So they took counsel and bought with them the potter’s field as a burial place for strangers (Matt 27:7).
Then Festus, when he had conferred with his council, answered, “To Caesar you have appealed; to Caesar you shall go.” (Acts 25:12)
When we think about coming to faith, about becoming a Christian we think quite properly about being given the gift of new life, about being given true faith and through it union with Christ, justification and the rest of the benefits of Christ. One part of becoming a Christian, however, that occurs but which may not receive much attention is that Christians also learn a new vocabulary, which is formed first by Scripture, then by the catholic (universal) ancient creeds (e.g., the Nicene-Constantinopolitan, Chalcedon, Apostles’, and the Athanasian), and finally by individual Christian writers in the tradition.
There are two terms used in Scripture and by Christians that are homophones, i.e., they sound the same, that are distinct but related in meaning and which, because their sense is related and because they sound the same, are frequently confused for each other: counsel and council.

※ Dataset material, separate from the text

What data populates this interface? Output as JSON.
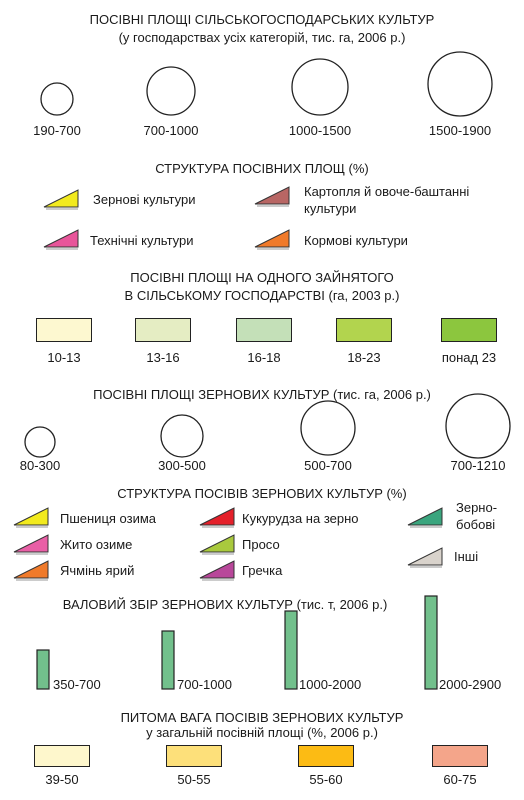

After Judas betrayed Jesus he was paid with 30 pieces of silver. Before the chief priests paid Judas for his betrayal, they “took counsel” (συμβούλιον…λαβόντες). To “take counsel” means to make a decision. They body in which that decision is made is a council. To muddy things further, the Greek says “receiving council” and the noun “council” may refer to a plan or to a gathering to make a decision. Nevertheless, the English expression “to take counsel” refers to the process of making a decision.
The noun council, in contrast, refers to the gathering in which that decision is made. When Paul was on trial before Festus, he asserted his civil right, as a Roman citizen, to a trial beforeCasesar himself. The moment he said the words, “I appeal to Caesar” Festus met with his advisors (συλλαλήσας μετὰ τοῦ συμβουλίου), his “council,” likely to get things right so as to stay out of trouble with Rome. That process of getting things right is “taking counsel.” The ad hoc committee, in which the decision was made, was a council.
Thus, to refer to the process of making a decision use counsel. To refer to the committee in which a decision is made use the noun council. Ironically, in Greek, the same noun is used in both constructions but its sense differs according to context and usage. Confusion of the counsel and council is easy and understandable but avoidable if we remember the difference between place and process.